Banyak warga kini lebih paham pentingnya memilah sampah dan tidak membuangnya sembarangan.

Namun, tantangan masih muncul terutama di pemukiman lama yang berada dekat aliran sungai, di mana kebiasaan turun-temurun sulit dihapus seketika.

Karena itu, DLH menerapkan pendekatan persuasif sebagai fondasi edukasi.

Aji menilai bahwa komunikasi kultural lebih efektif daripada sekadar himbauan formal.

Baca juga  Strategi Dinas PU Kukar Kerjakan Ratusan Proyek Hingga Akhir 2023

Demi memperluas jangkauan, DLH juga menggandeng ketua RT, tokoh adat, hingga komunitas lingkungan.

Kolaborasi ini diyakini memberikan efek domino pada perubahan perilaku warga.

“Kalau tokoh lokal sudah paham, mereka bisa mengarahkan warganya. Dampaknya jauh lebih besar,” ujarnya.

Selain penyuluhan, agenda edukasi di tingkat RT kerap dibarengi praktik langsung seperti kerja bakti dan penataan titik Tempat Pembuangan Sementara (TPS) kecil.

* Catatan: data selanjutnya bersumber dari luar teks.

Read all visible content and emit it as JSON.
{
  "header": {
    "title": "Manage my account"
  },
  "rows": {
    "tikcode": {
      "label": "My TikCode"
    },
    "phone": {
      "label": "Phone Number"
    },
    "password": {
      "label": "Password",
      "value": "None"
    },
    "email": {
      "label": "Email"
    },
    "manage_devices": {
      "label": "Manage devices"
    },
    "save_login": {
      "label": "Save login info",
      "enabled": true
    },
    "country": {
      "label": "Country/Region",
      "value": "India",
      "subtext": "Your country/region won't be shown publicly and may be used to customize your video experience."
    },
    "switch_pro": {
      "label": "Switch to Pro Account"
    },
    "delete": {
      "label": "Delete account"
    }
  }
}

DLH bahkan meminta warga ikut menentukan lokasi TPS agar tercipta rasa kepemilikan dan disiplin dalam pengelolaan sampah.

Baca juga  Kelurahan Malu Jadi Pusat Program Padat Karya

Aji menegaskan bahwa sebagus apa pun infrastruktur pengelolaan sampah, semuanya akan sia-sia tanpa perubahan perilaku di akar rumput.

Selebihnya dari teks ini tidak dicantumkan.